A homophone for the masses

I was recently corrected after using the wrong word (homophone) in a public posting. Oops! But I’ll forgive myself, because there’s a fairly subtle difference between the meanings of the two words in question, and they’re relatively obscure in their usage. Well, that’s my excuse, anyway…

I wrote “before the hoards arrive”.  A quick Google search of that expression turns up about four and a half million results. So I’m in good company. Of course what I should have written was ‘before the hordes arrive’.

Used as a noun,  hoard means a hidden fund or supply stored for future use; a cache. As an intransitive verb it means to gather or accumulate a hoard; transitively, the verb hoard means to accumulate a hoard of, or to keep hidden or private.

The noun horde refers to a large group, multitude, number, etc.; a mass or crowd. It also describes a tribe or troop of nomads (often of Asiatic origin, but applicable to any nomadic group), or a teeming pack or swarm of animals or insects. Used less commonly as a verb (intransitive), it means to gather in a horde.

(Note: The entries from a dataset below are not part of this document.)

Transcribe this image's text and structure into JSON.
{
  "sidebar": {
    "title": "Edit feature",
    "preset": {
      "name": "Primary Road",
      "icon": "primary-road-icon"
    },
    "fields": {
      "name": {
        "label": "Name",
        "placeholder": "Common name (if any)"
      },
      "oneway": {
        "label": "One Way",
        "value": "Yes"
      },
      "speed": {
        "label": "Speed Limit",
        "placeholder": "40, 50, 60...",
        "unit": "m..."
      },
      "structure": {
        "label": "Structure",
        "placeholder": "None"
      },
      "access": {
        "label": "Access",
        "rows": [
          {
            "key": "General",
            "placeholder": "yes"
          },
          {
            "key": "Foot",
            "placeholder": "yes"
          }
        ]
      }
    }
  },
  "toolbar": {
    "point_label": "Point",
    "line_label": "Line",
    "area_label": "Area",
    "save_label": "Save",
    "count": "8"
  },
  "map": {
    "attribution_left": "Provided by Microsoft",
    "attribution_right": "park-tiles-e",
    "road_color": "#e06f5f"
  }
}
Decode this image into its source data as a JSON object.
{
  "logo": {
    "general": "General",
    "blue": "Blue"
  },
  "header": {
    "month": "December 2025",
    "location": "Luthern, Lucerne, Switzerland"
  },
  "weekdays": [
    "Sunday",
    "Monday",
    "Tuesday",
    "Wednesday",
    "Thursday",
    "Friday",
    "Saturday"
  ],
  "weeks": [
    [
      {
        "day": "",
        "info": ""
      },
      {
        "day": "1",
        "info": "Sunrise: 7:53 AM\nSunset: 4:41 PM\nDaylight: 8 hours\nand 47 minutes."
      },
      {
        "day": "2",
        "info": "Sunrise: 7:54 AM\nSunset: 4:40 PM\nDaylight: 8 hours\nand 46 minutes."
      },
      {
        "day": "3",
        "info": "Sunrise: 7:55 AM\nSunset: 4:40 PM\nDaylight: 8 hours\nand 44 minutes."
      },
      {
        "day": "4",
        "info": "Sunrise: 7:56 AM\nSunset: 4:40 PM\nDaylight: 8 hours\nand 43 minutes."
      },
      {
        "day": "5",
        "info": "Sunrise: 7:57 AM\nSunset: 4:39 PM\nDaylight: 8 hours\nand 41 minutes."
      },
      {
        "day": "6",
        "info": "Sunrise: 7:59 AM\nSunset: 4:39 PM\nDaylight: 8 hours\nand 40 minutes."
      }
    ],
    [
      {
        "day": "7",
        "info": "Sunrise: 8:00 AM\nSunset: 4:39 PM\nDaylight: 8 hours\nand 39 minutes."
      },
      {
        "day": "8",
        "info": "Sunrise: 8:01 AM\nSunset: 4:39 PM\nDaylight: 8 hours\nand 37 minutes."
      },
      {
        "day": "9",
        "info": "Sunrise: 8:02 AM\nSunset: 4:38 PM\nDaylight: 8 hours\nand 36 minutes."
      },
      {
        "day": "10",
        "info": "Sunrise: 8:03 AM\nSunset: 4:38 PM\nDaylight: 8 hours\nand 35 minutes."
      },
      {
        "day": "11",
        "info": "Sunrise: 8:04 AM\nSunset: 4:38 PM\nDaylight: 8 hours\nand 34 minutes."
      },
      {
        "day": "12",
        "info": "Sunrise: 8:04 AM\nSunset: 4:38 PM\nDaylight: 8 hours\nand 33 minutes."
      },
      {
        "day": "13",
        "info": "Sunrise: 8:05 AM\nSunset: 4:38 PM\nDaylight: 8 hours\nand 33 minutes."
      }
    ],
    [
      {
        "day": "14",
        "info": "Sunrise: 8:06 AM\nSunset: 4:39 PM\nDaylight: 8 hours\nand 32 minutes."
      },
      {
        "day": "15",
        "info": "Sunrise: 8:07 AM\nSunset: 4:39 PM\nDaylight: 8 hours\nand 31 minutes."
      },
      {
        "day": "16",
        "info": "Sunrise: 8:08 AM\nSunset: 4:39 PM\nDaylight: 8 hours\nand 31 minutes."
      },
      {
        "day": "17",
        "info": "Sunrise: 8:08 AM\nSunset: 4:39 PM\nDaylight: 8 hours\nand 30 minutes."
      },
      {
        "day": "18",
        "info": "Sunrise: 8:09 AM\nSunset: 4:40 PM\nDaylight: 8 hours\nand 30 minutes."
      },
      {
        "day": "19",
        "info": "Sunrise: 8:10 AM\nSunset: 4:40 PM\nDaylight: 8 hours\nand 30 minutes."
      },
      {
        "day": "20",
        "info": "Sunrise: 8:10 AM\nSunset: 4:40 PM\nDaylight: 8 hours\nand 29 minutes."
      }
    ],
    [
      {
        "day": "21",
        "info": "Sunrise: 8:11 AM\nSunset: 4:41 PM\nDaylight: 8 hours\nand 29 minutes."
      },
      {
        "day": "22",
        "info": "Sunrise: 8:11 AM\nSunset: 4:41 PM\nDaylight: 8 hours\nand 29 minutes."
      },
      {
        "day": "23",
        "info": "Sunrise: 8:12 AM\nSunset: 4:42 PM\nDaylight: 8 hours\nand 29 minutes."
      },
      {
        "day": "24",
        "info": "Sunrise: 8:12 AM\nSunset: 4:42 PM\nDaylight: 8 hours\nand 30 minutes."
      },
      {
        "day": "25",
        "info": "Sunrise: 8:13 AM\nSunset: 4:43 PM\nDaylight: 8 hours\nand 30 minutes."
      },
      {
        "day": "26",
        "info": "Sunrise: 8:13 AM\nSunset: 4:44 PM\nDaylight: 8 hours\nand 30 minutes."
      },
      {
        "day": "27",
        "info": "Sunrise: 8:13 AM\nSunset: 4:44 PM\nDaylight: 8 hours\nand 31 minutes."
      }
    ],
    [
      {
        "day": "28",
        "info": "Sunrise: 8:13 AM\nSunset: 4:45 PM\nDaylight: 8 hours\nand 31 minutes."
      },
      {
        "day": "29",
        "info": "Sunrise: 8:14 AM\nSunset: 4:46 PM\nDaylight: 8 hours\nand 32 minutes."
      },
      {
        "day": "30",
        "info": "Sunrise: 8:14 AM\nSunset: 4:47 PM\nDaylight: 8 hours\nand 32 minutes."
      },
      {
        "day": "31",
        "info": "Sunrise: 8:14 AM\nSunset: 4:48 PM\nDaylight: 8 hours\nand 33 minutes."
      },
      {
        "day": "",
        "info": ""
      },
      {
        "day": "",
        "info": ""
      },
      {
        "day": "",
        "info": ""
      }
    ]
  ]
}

What probably leads to much of the confusion between the homophones  is not just the similarity in meanings (as they share a sense of collection and quantity), but there’s usually a derogatory or undesirable quality implied by both words. The furtiveness and secrecy of a hoard suggests either greed and selfishness or a questionable ulterior motive for the stash. Members of a horde are often savage or uncivilized (hence its common usage as a collective noun for tourists), and more often than not the horde represents a large number of unwelcome and uninvited guests (add mosquitoes to tourists). And yet it could be argued that the words mean just the opposite of each other: whereas one describes a hidden and deliberate collection whose value lies largely in the secrecy of its existence, the other is about as public and overt as you can get, with its strength lying in its number, its pervasiveness, and the fact that it’s distinctly unwelcome.